Cass.crim. 31 mai 1988 (Gaz.Pal. 1989 I somm. 183) : Il résulte de l’art. 14 de la loi du 10 mars 1927 que la procédure instituée devant la Chambre d’accusation en matière d’extradition est essentiellement contradictoire et doit être suspendue en l’absence de l’étranger.
Cass.crim. 30 mai 1995 (Gaz.Pal. 1995 II Chr.crim. 446) : En matière d’extradition, l’audience de la chambre d’accusation est publique, à moins qu’il n’en soit décidé autrement sur la demande du ministère public ou du comparant.
Paris (Ch.acc.) 2 juillet 1980 (Gaz.Pal. 1981 I 97) : Il appartient à l’autorité judiciaire de l’État requis de contrôler la légalité et la régularité de la demande d’extradition dont elle est saisie.
Cass.crim. 10 juillet 1952 (Bull.crim. n° 183 p.308) sommaire : La Chambre d’accusation, saisie d’une demande d’extradition, ne peut donner un avis défavorable que si elle estime que les conditions légales ne sont pas remplies ou s’il y a erreur évidente.
Décision du pouvoir exécutif. Quand le Gouvernement décide d’accorder l’extradition, il rend un décret motivé d’extradition, signé par la Premier ministre et contresigné par le ministre de la Justice. Ce décret, qui ne préjuge par de la responsabilité pénale de la personne réclamée, est parfois assorti de réserves et de conditions ; il peut faire l’objet d’un recours devant le Conseil d’État.
Cons. d’État 23 juin 1999 (Gaz.Pal. 2000 J somm. 1270) : Il résulte tant des principes généraux du droit français en matière d’extradition que de la Convention européenne d’extradition que, sauf erreur évidente, il n’appartient pas aux autorités françaises, lorsqu’elles se prononcent sur une demande d’extradition, de connaître de la réalité des charges pesant sur la personne réclamée.
Cons. d’État 15 octobre 1993 (Gaz.Pal. 1994 I 104) : Si l’un des faits à raison desquels l’extradition est demandée aux autorités françaises est puni de la peine capitale par la loi de la partie requérante, cette extradition ne peut être légalement accordée pour ce fait qu’à la condition que la partie requérante donne des assurances suffisantes que la peine de mort encourue ne soit pas prononcée ou ne sera pas exécutée.
Suites de l’extradition.

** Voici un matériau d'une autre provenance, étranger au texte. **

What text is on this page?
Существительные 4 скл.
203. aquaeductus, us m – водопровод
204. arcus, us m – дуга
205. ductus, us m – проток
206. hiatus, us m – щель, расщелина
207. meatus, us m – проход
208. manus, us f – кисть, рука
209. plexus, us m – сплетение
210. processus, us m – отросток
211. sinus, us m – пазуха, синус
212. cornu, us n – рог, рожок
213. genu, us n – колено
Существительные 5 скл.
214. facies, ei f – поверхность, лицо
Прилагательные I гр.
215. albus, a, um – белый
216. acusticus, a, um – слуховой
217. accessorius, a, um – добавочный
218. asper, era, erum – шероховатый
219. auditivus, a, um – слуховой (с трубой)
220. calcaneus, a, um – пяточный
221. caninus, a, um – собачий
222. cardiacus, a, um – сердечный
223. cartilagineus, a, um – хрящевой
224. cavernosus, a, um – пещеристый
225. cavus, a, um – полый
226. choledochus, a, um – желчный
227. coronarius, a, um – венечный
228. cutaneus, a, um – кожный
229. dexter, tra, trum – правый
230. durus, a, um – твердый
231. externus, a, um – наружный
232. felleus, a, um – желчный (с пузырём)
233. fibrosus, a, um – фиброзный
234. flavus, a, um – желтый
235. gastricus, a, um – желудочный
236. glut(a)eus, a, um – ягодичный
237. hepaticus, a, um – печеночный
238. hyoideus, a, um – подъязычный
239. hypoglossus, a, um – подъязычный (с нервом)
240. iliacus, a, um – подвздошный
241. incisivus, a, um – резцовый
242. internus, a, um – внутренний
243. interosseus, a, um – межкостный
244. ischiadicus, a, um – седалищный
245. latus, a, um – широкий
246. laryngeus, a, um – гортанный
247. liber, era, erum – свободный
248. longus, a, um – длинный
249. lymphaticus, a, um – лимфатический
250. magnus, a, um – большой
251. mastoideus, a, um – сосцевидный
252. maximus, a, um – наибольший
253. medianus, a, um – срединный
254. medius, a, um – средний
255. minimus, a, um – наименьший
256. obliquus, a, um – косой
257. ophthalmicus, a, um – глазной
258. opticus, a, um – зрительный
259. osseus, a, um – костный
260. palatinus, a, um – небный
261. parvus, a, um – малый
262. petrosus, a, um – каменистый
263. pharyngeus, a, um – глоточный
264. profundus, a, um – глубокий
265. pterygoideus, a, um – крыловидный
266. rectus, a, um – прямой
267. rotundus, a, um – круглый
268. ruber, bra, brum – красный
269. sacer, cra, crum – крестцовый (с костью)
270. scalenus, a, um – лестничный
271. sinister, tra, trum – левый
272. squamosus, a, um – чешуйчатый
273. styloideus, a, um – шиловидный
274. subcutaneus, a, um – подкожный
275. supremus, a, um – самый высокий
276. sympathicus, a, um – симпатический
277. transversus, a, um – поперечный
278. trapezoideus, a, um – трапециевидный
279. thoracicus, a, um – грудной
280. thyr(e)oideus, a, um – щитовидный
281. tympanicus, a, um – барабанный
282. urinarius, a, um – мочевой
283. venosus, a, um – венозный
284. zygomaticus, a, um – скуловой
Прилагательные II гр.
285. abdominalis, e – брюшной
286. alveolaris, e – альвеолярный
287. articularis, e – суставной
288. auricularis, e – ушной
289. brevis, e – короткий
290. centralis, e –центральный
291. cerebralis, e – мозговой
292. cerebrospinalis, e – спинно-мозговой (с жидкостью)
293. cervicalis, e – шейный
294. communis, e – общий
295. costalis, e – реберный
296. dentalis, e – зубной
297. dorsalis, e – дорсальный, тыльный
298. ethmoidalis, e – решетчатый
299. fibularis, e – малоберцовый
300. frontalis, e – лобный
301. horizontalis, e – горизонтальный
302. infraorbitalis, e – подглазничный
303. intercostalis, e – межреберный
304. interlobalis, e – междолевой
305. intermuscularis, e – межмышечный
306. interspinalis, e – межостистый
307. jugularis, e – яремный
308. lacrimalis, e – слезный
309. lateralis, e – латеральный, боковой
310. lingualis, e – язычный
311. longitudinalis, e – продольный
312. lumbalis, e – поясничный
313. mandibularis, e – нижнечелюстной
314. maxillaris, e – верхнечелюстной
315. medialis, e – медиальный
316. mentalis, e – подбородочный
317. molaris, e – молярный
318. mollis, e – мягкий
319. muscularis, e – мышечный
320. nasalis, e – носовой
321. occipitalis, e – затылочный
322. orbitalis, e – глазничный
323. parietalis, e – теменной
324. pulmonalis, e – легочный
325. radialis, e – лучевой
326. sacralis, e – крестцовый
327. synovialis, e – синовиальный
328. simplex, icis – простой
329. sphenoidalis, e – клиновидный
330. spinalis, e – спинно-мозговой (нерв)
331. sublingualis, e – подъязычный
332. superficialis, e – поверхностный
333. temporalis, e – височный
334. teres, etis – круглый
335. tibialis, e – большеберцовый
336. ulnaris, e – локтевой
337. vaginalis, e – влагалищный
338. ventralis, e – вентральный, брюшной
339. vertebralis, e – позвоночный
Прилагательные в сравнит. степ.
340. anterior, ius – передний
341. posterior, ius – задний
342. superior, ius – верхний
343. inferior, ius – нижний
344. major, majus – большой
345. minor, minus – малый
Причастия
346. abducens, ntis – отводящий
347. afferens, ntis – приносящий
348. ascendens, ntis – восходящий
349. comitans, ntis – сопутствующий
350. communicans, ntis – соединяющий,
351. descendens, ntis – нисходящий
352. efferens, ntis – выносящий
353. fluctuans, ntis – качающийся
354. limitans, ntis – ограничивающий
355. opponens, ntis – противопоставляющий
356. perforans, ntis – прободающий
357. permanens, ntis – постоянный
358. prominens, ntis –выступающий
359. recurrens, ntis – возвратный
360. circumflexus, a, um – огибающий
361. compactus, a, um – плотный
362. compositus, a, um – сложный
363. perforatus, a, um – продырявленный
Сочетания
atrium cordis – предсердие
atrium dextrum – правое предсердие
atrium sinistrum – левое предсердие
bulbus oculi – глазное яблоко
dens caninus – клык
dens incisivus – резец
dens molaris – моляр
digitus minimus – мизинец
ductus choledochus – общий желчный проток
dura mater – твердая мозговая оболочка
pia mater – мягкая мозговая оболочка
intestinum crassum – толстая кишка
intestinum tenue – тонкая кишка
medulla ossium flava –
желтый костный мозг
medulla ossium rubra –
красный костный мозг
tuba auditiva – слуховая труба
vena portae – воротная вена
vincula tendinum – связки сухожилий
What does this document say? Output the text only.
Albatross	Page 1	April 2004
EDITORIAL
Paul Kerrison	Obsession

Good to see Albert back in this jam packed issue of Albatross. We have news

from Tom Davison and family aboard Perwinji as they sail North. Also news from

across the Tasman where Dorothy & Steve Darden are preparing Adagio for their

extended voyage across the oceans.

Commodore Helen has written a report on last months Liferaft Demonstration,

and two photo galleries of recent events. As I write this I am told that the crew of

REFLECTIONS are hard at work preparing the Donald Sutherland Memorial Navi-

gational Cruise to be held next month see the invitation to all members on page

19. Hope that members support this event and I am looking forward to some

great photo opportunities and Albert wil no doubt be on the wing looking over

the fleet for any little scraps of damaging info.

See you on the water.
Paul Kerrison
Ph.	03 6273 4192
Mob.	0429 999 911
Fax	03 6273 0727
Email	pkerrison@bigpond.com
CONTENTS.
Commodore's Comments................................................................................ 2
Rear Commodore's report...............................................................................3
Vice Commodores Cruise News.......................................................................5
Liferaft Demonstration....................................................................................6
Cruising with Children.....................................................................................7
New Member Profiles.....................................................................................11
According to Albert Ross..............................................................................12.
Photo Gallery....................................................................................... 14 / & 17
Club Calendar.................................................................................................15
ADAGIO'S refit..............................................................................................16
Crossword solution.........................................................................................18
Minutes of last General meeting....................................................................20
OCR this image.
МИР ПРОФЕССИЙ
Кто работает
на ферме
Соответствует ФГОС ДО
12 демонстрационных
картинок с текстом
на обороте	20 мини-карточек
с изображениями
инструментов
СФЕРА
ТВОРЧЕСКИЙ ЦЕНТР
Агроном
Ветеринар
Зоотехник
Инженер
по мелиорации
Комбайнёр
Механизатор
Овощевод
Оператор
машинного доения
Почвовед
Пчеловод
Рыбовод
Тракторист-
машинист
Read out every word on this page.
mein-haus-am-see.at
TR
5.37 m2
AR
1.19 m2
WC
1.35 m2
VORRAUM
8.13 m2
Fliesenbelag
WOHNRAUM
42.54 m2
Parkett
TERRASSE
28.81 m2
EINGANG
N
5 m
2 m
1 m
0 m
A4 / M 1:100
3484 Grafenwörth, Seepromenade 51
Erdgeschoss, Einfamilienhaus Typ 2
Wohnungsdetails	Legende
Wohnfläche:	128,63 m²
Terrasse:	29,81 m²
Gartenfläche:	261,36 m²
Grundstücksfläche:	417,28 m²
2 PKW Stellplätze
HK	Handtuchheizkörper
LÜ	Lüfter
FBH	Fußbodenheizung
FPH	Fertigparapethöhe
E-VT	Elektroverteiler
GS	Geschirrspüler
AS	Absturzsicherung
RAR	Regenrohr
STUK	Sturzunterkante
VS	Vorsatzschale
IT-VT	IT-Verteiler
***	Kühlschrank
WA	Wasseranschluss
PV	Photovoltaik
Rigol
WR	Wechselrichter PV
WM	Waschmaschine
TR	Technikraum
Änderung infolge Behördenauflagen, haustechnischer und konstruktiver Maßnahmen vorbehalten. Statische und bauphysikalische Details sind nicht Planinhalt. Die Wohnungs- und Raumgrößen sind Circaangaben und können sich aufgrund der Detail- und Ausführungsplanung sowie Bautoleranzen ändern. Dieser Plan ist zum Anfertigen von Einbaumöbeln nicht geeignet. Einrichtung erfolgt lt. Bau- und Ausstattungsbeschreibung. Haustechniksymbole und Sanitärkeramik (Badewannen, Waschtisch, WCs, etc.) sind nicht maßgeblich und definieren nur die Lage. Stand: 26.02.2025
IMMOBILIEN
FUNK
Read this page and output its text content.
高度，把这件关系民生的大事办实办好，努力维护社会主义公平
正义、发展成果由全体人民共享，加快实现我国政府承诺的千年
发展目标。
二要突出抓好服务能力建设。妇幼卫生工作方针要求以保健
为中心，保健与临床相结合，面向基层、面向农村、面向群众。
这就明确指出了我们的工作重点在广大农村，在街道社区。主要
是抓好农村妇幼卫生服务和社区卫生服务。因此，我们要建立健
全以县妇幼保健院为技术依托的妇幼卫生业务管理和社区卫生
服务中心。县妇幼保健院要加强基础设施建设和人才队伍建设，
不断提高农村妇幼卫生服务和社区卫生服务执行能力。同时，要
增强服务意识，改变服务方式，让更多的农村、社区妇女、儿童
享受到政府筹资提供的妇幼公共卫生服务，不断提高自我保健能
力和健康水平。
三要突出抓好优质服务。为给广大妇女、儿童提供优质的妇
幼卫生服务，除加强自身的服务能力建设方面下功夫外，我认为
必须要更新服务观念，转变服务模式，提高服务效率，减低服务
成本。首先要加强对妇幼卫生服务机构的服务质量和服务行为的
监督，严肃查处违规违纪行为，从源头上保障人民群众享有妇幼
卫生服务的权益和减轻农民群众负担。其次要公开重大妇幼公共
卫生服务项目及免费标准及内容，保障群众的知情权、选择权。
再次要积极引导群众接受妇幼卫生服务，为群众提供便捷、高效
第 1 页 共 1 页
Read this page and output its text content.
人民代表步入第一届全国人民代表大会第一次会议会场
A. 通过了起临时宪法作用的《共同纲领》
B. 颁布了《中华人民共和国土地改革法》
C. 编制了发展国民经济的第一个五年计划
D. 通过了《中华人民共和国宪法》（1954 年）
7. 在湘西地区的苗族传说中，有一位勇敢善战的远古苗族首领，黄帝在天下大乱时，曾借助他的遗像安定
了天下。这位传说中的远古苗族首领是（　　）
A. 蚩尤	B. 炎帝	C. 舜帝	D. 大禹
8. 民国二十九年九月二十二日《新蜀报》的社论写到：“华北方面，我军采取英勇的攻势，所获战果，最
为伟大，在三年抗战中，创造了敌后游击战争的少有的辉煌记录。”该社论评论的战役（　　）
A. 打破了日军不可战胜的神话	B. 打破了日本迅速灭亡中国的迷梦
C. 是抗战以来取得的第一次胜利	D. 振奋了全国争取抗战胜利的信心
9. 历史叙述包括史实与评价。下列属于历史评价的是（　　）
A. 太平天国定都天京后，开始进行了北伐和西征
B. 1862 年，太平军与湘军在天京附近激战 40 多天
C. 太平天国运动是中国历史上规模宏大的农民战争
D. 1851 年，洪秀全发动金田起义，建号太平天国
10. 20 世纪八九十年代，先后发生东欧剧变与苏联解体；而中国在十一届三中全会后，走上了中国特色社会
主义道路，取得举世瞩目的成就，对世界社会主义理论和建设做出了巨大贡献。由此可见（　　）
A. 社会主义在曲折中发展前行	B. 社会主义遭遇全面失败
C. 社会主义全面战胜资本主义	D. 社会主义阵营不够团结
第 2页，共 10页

Le décret d’extradition ordonne la remise de la personne réclamée à l’État requérant. Ce dernier pourra, selon les circonstances, soit lui faire purger sa peine si elle a déjà été condamnée, soit la juger mais sous les conditions prévues dans le décret et seulement pour les faits qui ont donné lieu à extradition (principe dit « de spécialité de l’extradition »).
Cass.crim. 12 juillet 1994 (Gaz.Pal. 1994 II Chr.crim. 705) : En vertu du principe de spécialité, l’individu qui aura été livré ne pourra être poursuivi ou jugé contradictoirement pour aucune infraction autre que celle ayant motivé l’extradition.
Cass.crim. 22 décembre 1969 (Gaz.Pal. 1970 I 91) : Le principe spécialité n’est pas applicable aux faits commis postérieurement à l’extradition.
- Lorsqu’il y a plusieurs États requérants, le délinquant est livré à celui contre lequel l’infraction était principalement dirigée. Le décret d’extradition peut alors prévoir une « réextradition » vers un État tiers pour être à nouveau jugé (sous réserve du principe « non bis in idem »).
Cons. d’État 15 juin 2001 (Gaz.Pal. 2002 J somm. 858) : Le Gouvernement, saisi de deux demandes d’extradition émanant l’une des autorités suisses, l’autre des autorités italiennes, a pu accorder l’extradition d’un ressortissant italien aux autorités suisses et italiennes, avec priorité au Gouvernement suisse et possibilité de réextradition ultérieure au profit du gouvernement italien.